Motor imagery event classification from functional near-infrared spectroscopy (fNIRS) is one of the most interesting problems of the current brain-computer interfaces (BCIs) challenges. Feature extraction from multiple channel fNIRS signal is always challenging due to its high dimensionality. To reduce the feature dimension, common spatial pattern (CSP) is an effective method. The present research work proposes an algorithm named by standardized common spatial pattern (SCSP) based filtering method for fNIRS based motor imagery classification. This work used both the conventional CSP method and the proposed SCSP method to extract the features from the fNIRS signal through spatial filtering. The results revealed that the proposed SCSP algorithm outperformed the conventional CSP method and channel-wise methods for classifying the two motor imagery event classifications. In addition, it can improve the classification accuracy up to 17% (in average) and 7%(in average) with respect to the channel-wise feature extraction method and conventional CSP algorithm, respectively.
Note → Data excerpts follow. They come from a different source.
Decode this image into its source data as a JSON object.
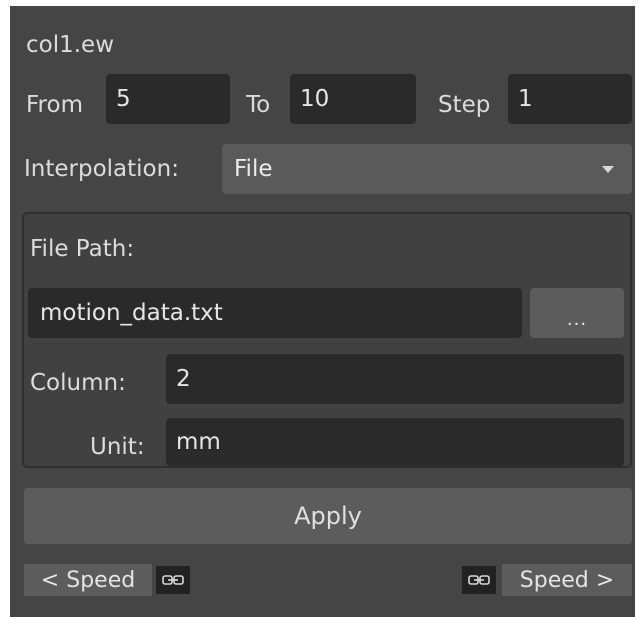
{
  "panel": {
    "title": "col1.ew"
  },
  "range": {
    "from_label": "From",
    "from_value": "5",
    "to_label": "To",
    "to_value": "10",
    "step_label": "Step",
    "step_value": "1"
  },
  "interpolation": {
    "label": "Interpolation:",
    "selected": "File",
    "caret_icon": "chevron-down-icon"
  },
  "file_group": {
    "path_label": "File Path:",
    "path_value": "motion_data.txt",
    "browse_label": "...",
    "column_label": "Column:",
    "column_value": "2",
    "unit_label": "Unit:",
    "unit_value": "mm"
  },
  "actions": {
    "apply_label": "Apply"
  },
  "speed": {
    "left_label": "< Speed",
    "right_label": "Speed >",
    "link_icon": "link-icon"
  },
  "colors": {
    "panel_bg": "#454545",
    "field_bg": "#2a2a2a",
    "button_bg": "#5c5c5c",
    "text": "#dcdcdc"
  }
}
基于标准化公共空间模式的fNIRS运动图像分类精度提高
基于功能近红外光谱(fNIRS)的运动图像事件分类是当前脑机接口(bci)挑战中最有趣的问题之一。多通道近红外光谱信号的高维特征提取一直是一个难题。为了降低特征维数,公共空间模式(CSP)是一种有效的方法。本研究提出了一种基于标准化公共空间模式(SCSP)的滤波算法,用于基于近红外光谱的运动图像分类。本文采用传统的CSP方法和提出的SCSP方法对近红外光谱信号进行空间滤波提取特征。结果表明,该算法在两种运动图像事件分类方面优于传统的CSP方法和通道分类方法。此外,相对于通道特征提取方法和传统CSP算法,其分类准确率分别提高了17%(平均)和7%(平均)。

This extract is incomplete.